Roma - Veduta del Gran Quartiere ai Prati di Castello

Riferimento: S45918
Autore Litografia Danesi
Anno: 1895 ca.
Zona: Rione Prati
Luogo di Stampa: Roma
Misure: 970 x 670 mm
900,00 €

Riferimento: S45918
Autore Litografia Danesi
Anno: 1895 ca.
Zona: Rione Prati
Luogo di Stampa: Roma
Misure: 970 x 670 mm
900,00 €

Descrizione

Magnifica e rarissima fotoincisione raffigurante il quartiere Prati.

Viene realizzata in occasione del progetto per la costruzione di alcuni edifici in prossimità di Piazza Cavour, inserito nel piano regolatore del 1883 di Alessandro Viviani, incluso il palazzo dell’architetto Luigi Martinori, edificati dalla ditta Martinori – Della Bitta.

Per la datazione dell’opera, la ricerca storica è stata condotta presso l’Archivio Storico Capitolino in cui è conservato il progetto del fabbricato: risale al 13 maggio 1890 il rilascio della licenza di costruzione del palazzo alla ditta Oblieght Luigioni &C, sotto la direzione dell’architetto Martinori Luigi e la sorveglianza del Sig. Parenti Carlo. Il progetto viene presentato l’8 marzo 1890 e venne ultimato nel 1912.

I cosiddetti Prati di Castello (da Castel Sant’ Angelo) cominciano ad essere edificati dopo il 1870 e soprattutto dopo il 1879, quando venne costruita la passerella in ferro, che dalla scalinata di Ripetta portava al cosiddetto «quartiere Cahen», che prendeva il nome da una famiglia di finanzieri d’origine belga. Ma il vero slancio edilizio è legato all’inaugurazione di tre nuovi ponti (Margherita, 1891; Umberto, 1895; Cavour, 1901), che rivoluzionarono il rapporto tra la riva destra e la riva sinistra del Tevere e che collegarono facilmente il nuovo centro edilizio con il centro cittadino.

Alla fine dell’Ottocento la struttura viaria del quartiere era ormai consolidata, anche se non tutte le case erano state edificate.
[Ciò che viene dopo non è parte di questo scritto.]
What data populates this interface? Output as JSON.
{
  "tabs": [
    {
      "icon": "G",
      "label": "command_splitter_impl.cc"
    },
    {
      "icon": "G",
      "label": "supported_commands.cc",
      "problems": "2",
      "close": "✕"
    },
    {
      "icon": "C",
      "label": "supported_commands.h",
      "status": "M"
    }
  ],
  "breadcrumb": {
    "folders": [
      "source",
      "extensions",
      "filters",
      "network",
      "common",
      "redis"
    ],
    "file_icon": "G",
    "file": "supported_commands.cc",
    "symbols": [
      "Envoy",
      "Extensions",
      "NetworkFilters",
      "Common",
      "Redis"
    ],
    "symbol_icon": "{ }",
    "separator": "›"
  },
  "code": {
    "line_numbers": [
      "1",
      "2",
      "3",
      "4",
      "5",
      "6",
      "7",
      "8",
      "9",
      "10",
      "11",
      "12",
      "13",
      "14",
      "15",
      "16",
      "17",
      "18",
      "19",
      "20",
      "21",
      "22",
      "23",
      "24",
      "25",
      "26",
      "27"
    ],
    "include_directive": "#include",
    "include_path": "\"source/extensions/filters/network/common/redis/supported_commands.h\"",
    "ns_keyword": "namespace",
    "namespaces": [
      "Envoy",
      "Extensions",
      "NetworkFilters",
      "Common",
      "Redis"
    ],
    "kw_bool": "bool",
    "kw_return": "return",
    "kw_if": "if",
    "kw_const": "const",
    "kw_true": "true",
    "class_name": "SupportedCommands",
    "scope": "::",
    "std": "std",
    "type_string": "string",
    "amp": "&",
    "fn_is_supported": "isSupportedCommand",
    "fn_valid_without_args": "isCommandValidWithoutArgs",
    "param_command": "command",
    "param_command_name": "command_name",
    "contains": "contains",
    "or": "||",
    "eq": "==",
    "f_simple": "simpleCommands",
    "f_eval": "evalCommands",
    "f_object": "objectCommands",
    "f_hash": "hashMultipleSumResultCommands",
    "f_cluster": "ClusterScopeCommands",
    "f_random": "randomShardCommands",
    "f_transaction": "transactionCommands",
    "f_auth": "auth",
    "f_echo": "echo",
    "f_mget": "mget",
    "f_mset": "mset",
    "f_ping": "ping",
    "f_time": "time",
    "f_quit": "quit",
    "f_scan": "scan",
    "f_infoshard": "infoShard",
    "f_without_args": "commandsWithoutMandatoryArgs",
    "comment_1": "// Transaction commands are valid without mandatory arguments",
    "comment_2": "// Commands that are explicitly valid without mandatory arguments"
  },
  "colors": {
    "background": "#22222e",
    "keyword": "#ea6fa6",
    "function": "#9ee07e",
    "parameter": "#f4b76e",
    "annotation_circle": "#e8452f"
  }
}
La strada centrale era il lungo rettifilo di via Cola di Rienzo (da piazza della Libertà a piazza Risorgimento), che era in diretto rapporto col ponte Margherita.

In questa opera figura il Ponte di Ripetta (n. 9) che venne sostituito dal Ponte Cavour, inaugurato nel 1901 e i cui lavori iniziarono nel 1896.  Pertanto, per quanto sopra detto, la presente tavola può essere datata a circa il 1895.

La tavola viene pubblicata dalla celebre Tipografia Danesi.

Michele Danesi, nato a Napoli nel 1809, si trasferì ben presto a Roma dove entrò in contatto con i maggiori artisti del tempo. Frequentò in particolare lo studio di Tommaso Minardi, dove si specializzò nell’arte della litografia. Nel 1839 aprì uno stabilimento litografico in via della Vite 20a e in via Bocca di Leone 85. Dal 1876 un nuovo laboratorio fu attivo in via dei Bagni 36 (oggi via Romagnosi).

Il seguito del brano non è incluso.